The case of COMPO Expert Spain
I work in an innovative company working in the field of inputs, of products and services in the agri-food chain. COMPO Expert GROUP is an internationally recognised leader in the field of specialty fertilizers for an agriculture that will give surplus value to its products and with users who respect the environment.
So what did COMPO EXPERT Spain do to ensure that it was in step with the country’s exporting rhythm, with the trend towards extroversion, with this trend that leads to growth?
· It developed a technical approach to the final user (farmer) with specific actions, the implementation of concepts for monitoring large areas, and increased resources at the same time as our competition was decreasing budgets and consolidation was the order of the day.
· Despite the negative growth of the domestic market in agricultural supplies, Compo sought and achieved larger market shares through pull strategies, new products and the development of CRM (Customer Relationship Management) methods based on mutual understanding, offering know-how and commitment to the attempt (not just to the result).
· It set itself — not without huge effort — to change old business practices holding in countries of cooperation (Spain acts as the hub for the Iberian Peninsula as well as North and West Africa) with new models of operation demanding a greater focus on sustainable development in an extremely competitive environment.
· It took swift decisions which entailed — and entail — risks to growth in other countries, working on the basis that “better a wrong decision at the right time than the right decision at the wrong time” (implying that in the end decisions may otherwise not be taken at all) and was vindicated by the response of its collaborators.
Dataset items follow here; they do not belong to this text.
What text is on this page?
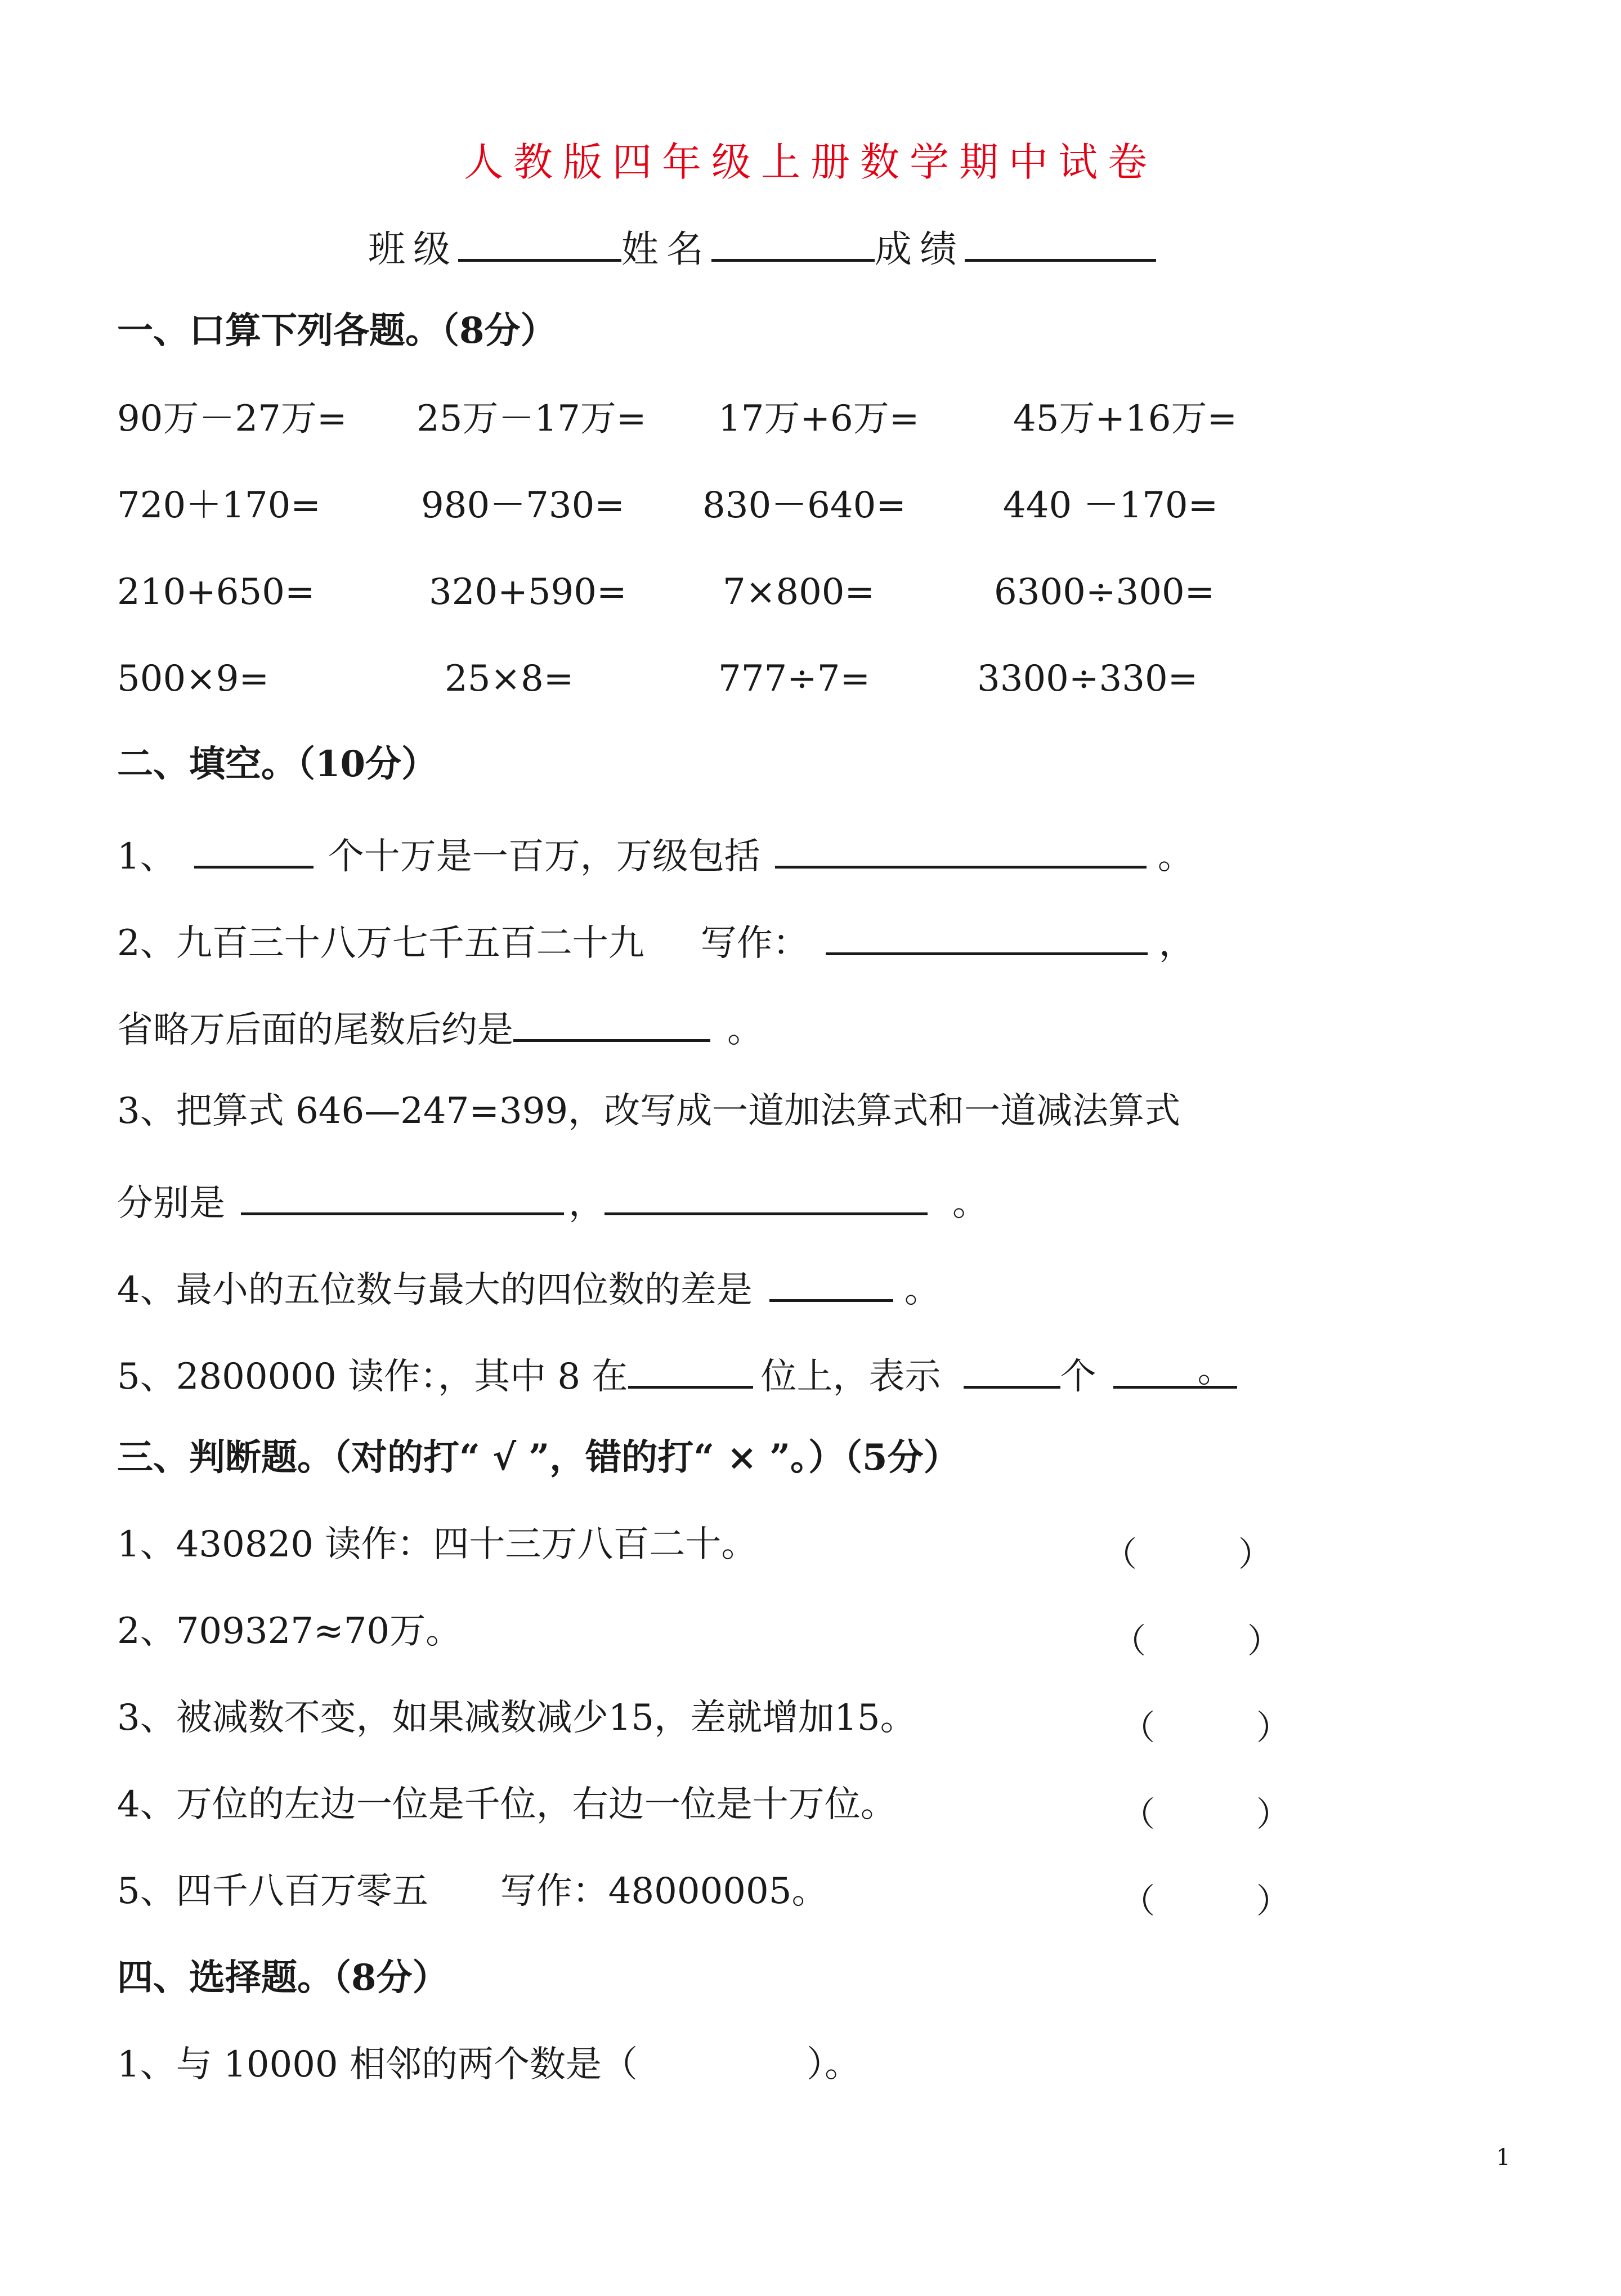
人教版四年级上册数学期中试卷
班级	姓名	成绩
一、口算下列各题。（8分）
90万－27万= 25万－17万= 17万+6万=	45万+16万=
720＋170=	980－730= 830－640=	440 －170=
210+650=	320+590=	7×800=	6300÷300=
500×9=	25×8=	777÷7=	3300÷330=
二、填空。（10分）
1、	个十万是一百万，万级包括	。
2、九百三十八万七千五百二十九 写作：	，
省略万后面的尾数后约是	。
3、把算式 646—247=399，改写成一道加法算式和一道减法算式
分别是	，	。
4、最小的五位数与最大的四位数的差是	。
5、2800000 读作：，其中 8 在	位上，表示	个	。
三、判断题。（对的打“ √ ”，错的打“ × ”。）（5分）
1、430820 读作：四十三万八百二十。	（　　　）
2、709327≈70万。	（　　　）
3、被减数不变，如果减数减少15，差就增加15。	（　　　）
4、万位的左边一位是千位，右边一位是十万位。	（　　　）
5、四千八百万零五　　写作：48000005。	（　　　）
四、选择题。（8分）
1、与 10000 相邻的两个数是（	）。
1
· It approached foreign markets, not wielding prices and aggressive commercial policies, but basing its position on the knowledge of our staff and the special needs of the countries, promoting the difference in the value of its services in relation to the product prices and also providing the correct information on successful examples and techniques from more developed countries, principally Spain.
· It participated systematically in sectoral exhibitions, focussing at the same time on transferring know how to fields and “minds”.
· It aimed to influence the food chain and not just sell through traditional sales networks.
This is our standard practice and a systematic approach which will continue and can be seen as the password for the next ten years.
· The company set — and sets — a high standard for itself.
It had and has the good fortune to be able to count on a creative team of people, with open minds and the enthusiasm, ambitions and potential to create, through initiative rather than simply following, not complaining but seeing solutions where others see problems, aiming to produce surplus value for those they work with.
The only thing “copied” was the trend that has developed in the country and which constitutes a fundamental characteristic:
Create business not just in the country but outside it, otherwise you will be left “outside” the business!
This was its success, creating in a time of economic crisis the largest corporate organisation within the folds of the COMPO GROUP. We believe that this example will be followed by other COMPO organisations throughout the world and will constitute the business model with which to face all the difficult obstacles which we encounter in our sector and which require agility and solutions beyond and outside previous experience and business stereotypes.